Ester took the tablet. It was a leaked video from the gala's parking lot. It showed Xavier and Chloe having a screaming match. Chloe was crying, shouting that Xavier had promised her the Emerald City penthouse, and Xavier was yelling that he was ruined.

"The vultures are circling," Ester remarked, handing the tablet back.

"It gets better," Dominic said, scrolling down. "Look at the comments. Someone leaked the original drafthouse files of the museum you designed. The ones Xavier claimed he drew by hand. The timestamp proves they were created on your personal laptop three years ago."

Ester's heart hammered. "You did that? That could get us in trouble for leaked proprietary data."

"I didn't do it," Dominic said, his eyes glinting. "I suspect a disgruntled intern in Xavier's office saw the writing on the wall and decided to jump ship with a bang. But the result is the same. The industry knows he's a fraud."

"He's going to lose everything by morning, isn't he?"

"By noon," Dominic corrected. "But that's not why I came up here."

Ester leaned against the balcony railing. "Then why?"

Dominic stepped closer, the moonlight catching the sharp angles of his face. "I wanted to give you this. It arrived by courier ten minutes ago."

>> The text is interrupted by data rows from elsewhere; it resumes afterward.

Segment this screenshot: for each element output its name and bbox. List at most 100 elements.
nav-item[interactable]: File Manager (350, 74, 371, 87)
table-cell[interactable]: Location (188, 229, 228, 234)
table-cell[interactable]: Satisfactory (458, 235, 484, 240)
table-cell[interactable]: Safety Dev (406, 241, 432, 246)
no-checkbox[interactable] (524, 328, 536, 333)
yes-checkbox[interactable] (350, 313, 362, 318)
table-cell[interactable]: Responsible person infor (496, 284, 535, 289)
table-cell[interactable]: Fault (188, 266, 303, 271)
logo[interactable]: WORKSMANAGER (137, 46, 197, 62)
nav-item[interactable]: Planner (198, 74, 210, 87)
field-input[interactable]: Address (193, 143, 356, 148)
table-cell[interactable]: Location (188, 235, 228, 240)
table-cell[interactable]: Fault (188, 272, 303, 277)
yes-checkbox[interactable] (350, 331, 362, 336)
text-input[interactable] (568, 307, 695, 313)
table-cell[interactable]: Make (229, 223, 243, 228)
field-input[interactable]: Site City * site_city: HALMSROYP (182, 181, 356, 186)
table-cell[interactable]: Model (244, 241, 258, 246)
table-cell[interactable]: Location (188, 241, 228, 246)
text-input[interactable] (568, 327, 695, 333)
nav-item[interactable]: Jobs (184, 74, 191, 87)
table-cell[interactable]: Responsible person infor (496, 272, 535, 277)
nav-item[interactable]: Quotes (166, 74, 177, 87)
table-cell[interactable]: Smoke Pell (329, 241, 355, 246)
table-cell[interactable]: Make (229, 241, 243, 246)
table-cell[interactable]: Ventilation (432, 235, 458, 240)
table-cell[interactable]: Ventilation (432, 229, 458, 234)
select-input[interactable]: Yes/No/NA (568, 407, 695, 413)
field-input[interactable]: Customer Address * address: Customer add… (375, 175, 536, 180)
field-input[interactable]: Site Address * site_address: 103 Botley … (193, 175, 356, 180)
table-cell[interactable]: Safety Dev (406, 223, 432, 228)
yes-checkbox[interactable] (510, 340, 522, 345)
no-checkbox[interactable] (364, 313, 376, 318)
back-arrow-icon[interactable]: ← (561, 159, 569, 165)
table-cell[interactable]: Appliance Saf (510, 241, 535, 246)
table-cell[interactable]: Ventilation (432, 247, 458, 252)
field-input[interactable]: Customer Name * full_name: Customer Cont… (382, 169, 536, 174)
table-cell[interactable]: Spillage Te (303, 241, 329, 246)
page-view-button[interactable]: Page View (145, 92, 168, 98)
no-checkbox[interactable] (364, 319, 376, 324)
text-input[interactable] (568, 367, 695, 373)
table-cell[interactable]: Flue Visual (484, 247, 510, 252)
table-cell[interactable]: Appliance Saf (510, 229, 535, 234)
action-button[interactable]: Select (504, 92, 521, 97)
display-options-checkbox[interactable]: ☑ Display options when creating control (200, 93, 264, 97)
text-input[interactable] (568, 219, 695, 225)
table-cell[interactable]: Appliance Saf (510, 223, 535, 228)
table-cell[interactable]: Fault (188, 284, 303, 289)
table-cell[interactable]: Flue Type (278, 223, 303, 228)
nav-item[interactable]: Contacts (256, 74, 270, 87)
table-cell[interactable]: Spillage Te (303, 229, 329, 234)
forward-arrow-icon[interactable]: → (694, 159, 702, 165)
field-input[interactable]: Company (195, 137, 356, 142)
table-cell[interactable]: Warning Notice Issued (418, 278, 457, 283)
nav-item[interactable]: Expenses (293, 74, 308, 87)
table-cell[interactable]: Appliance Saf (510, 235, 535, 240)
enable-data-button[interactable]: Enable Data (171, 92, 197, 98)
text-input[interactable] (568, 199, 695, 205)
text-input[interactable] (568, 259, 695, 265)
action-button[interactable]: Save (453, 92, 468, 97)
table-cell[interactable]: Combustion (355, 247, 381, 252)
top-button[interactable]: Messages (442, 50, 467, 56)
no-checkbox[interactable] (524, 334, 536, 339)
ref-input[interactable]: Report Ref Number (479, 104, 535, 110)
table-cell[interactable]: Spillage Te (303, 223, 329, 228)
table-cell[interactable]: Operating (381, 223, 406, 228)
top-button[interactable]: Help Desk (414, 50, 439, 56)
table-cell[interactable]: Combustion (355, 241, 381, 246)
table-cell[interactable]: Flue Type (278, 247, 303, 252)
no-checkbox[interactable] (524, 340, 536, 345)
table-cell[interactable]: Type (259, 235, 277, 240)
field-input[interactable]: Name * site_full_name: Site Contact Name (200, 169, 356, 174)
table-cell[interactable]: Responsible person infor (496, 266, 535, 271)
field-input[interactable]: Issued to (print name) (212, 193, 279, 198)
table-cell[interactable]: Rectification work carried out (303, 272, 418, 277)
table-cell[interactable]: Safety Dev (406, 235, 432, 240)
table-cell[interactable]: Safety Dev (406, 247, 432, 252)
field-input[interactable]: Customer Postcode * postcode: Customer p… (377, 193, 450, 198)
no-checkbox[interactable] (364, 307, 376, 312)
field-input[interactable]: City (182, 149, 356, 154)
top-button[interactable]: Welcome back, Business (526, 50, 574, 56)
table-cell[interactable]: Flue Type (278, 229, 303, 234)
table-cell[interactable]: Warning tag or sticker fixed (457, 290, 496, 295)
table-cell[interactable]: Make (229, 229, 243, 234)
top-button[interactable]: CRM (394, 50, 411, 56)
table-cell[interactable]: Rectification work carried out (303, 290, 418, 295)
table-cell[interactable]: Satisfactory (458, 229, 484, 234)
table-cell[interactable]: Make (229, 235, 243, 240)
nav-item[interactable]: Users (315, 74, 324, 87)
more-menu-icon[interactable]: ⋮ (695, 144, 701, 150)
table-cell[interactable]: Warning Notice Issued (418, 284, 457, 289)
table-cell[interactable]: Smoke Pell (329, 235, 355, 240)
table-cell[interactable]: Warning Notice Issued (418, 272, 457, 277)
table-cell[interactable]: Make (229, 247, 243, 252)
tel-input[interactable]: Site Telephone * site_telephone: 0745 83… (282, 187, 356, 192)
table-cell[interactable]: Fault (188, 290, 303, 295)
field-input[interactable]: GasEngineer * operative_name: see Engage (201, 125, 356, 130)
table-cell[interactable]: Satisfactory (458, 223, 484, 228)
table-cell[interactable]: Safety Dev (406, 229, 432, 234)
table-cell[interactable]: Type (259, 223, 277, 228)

He handed her a small, weathered leather notebook. Ester's breath hitched. She recognized it instantly. It was her sketchbook from senior year, the one that had gone missing a week before graduation.

"You found it?" she whispered, tracing the embossed 'E' on the cover. "Xavier told me I must have left it on the bus."

"Xavier stole it," Dominic said, his voice low and dangerous. "He used the sketches inside to win his first three contracts. I've been tracking it down through private collectors for years. He sold it to a rival firm for five thousand dollars when he was short on cash during his first year of business."

Ester opened the book. On the first page, in her own handwriting, were the words: Dreams of a City. And underneath, a small note she had forgotten. Dedicated to D, who always believed I could reach the stars.

She looked up at Dominic, tears stinging her eyes. "You remembered."

"I never forgot a single word you wrote, Ester," Dominic said, reaching out to tuck a lock of hair behind her ear.

Suddenly, Dominic's phone in his pocket began to vibrate aggressively. He ignored it at first, but it wouldn't stop. He sighed and checked the screen. His expression shifted from tenderness to a sharp, professional mask.

"What is it?" Ester asked, sensing the shift in the air.

Dominic looked at her, his jaw tightening. "It's my head of security. There's a car at the front gate. And it's not Xavier."

Ester frowned. "Then who would come here at two in the morning?"

Dominic looked back at the screen, a look of grim realization on his face.

"It's Chloe. And she's not here to fight. She's carrying a box of files and she looks like she's been running for her life."